Remember, the movie cuts away before we find out if the top is going to tip over or not. So obviously alot of people fixated on the question of “is he in a dream or not?” This time I noticed hints that it could be a dream. For example, the knowing looks between Cobb and his team as they all leave the airport separately reflect the earlier-in-the-movie notion that in dreams everybody looks at you.

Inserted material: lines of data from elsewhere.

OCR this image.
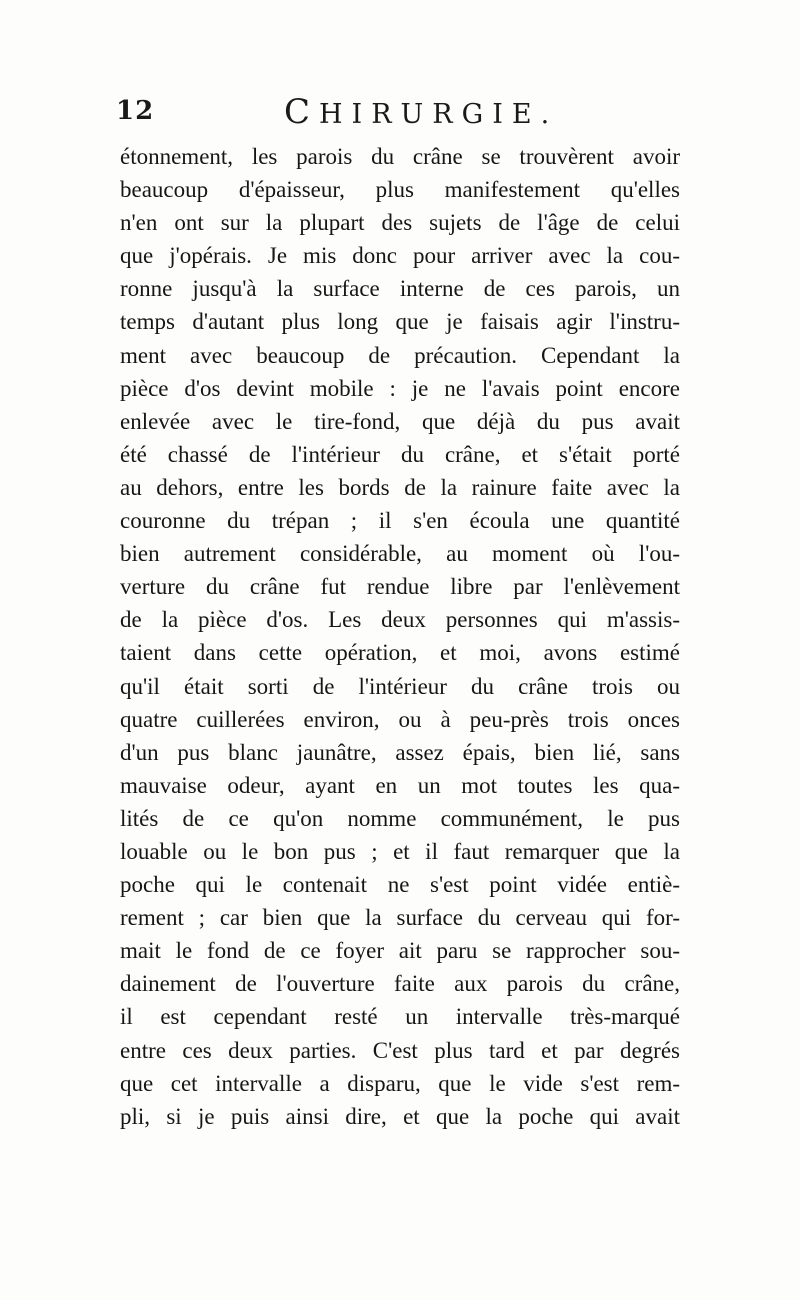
12	CHIRURGIE.
étonnement, les parois du crâne se trouvèrent avoir
beaucoup d'épaisseur, plus manifestement qu'elles
n'en ont sur la plupart des sujets de l'âge de celui
que j'opérais. Je mis donc pour arriver avec la cou-
ronne jusqu'à la surface interne de ces parois, un
temps d'autant plus long que je faisais agir l'instru-
ment avec beaucoup de précaution. Cependant la
pièce d'os devint mobile : je ne l'avais point encore
enlevée avec le tire-fond, que déjà du pus avait
été chassé de l'intérieur du crâne, et s'était porté
au dehors, entre les bords de la rainure faite avec la
couronne du trépan ; il s'en écoula une quantité
bien autrement considérable, au moment où l'ou-
verture du crâne fut rendue libre par l'enlèvement
de la pièce d'os. Les deux personnes qui m'assis-
taient dans cette opération, et moi, avons estimé
qu'il était sorti de l'intérieur du crâne trois ou
quatre cuillerées environ, ou à peu-près trois onces
d'un pus blanc jaunâtre, assez épais, bien lié, sans
mauvaise odeur, ayant en un mot toutes les qua-
lités de ce qu'on nomme communément, le pus
louable ou le bon pus ; et il faut remarquer que la
poche qui le contenait ne s'est point vidée entiè-
rement ; car bien que la surface du cerveau qui for-
mait le fond de ce foyer ait paru se rapprocher sou-
dainement de l'ouverture faite aux parois du crâne,
il est cependant resté un intervalle très-marqué
entre ces deux parties. C'est plus tard et par degrés
que cet intervalle a disparu, que le vide s'est rem-
pli, si je puis ainsi dire, et que la poche qui avait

Mala has a point about Cobb’s accepted reality sounding like a paranoid persecution fantasy. On first viewing I just accepted the backstory as I was hearing it, but in retrospect it all sounds so fishy: why would it be so hard to prove that she committed suicide, jumping out a window on a building across the street from him? Why would he abandon his kids rather than stay and try to prove his innocence (or was he already convicted, maybe I misunderstood that)? And how could all this be fixed with a phone call, like it’s only an immigration issue? Even if he could clear himself legally wouldn’t he be in an O.J. situation where everybody thought he murdered his wife?
Also, they talk about it like alot of time has passed, but the kids don’t look like they’ve aged a day. So if I had to pick this time I would go with “yes, he’s in a dream at the end.”
Then again, the very concept of highly skilled scammers hired by business people to illegally go into the dreams of rivals and steal their secrets is very surreal, kinda Cronenbergian. And at least that part has to be real, right? So who’s to say what feels like a dream and what doesn’t?
But my point in bringing it up is to say that it’s beside the point anyway. I don’t think there really is an answer, he could be or not. The significant thing is that he doesn’t stay to find out if the top keeps spinning or not. He accepts the idea that this is the life he wants and it doesn’t matter if it’s reality or not. And maybe that’s the inception. An important idea has made it into his skull, whether somebody meant to put it there or not. INCEPTION.
Anyway, pretty good movie if you’re the type of person who’s into extremely entertaining, original and well-crafted thrillers that are unlike anything you’ve seen before.
* * *
other movies that came out that summer: IRON MAN 2, ROBIN HOOD, THE A-TEAM, JONAH HEX, KNIGHT AND DAY, THE LAST AIRBENDER, PREDATORS, THE SORCERER’S APPRENTICE, SALT, THE EXPENDABLES. (Are you kidding me? This is clearly the king of that summer.)
highest grossing movie that year: TOY STORY 3
September 19th, 2013 at 1:53 pm
Man, Vern, I’m not one to reflexively hate on something. I championed Speed Racer for a long time, and there’s a lot of other films I adore that aren’t super popular.
But, man, I rewatched this not too long ago and I disagree. I politely disagree, because you’re a good dude who writes all good and you’re clearly a smart guy.
I just don’t like Nolan. I don’t like the somewhat new approach to sci fi or fantasy where the entire point is to take the real world but add some magical component with the whole point of the movie being about the drama of breaking the magical rule established in the film. I don’t like how I didn’t care about any of the characters. I didn’t like Cobb’s blubbering crying face. I didn’t like the action scenes. I’m just totally disconnected from everything good about this movie and all that is left is a lot that annoys me. I remember seeing this opening night (we had to go to a second theater because the first had sold out, even) and just hating it and being afraid that the movie would never end and they’d keep going deeper and deeper in dreams.
That this is the big sci fi movie from the 2000s that everyone lost their mind over is boggling to me. Children of Men came out a year before and is just the best.
I’m willing to accept that there is a gene I’m missing that makes me dislike this movie.
You know what movie tells a similar story but is just better? Total Recall.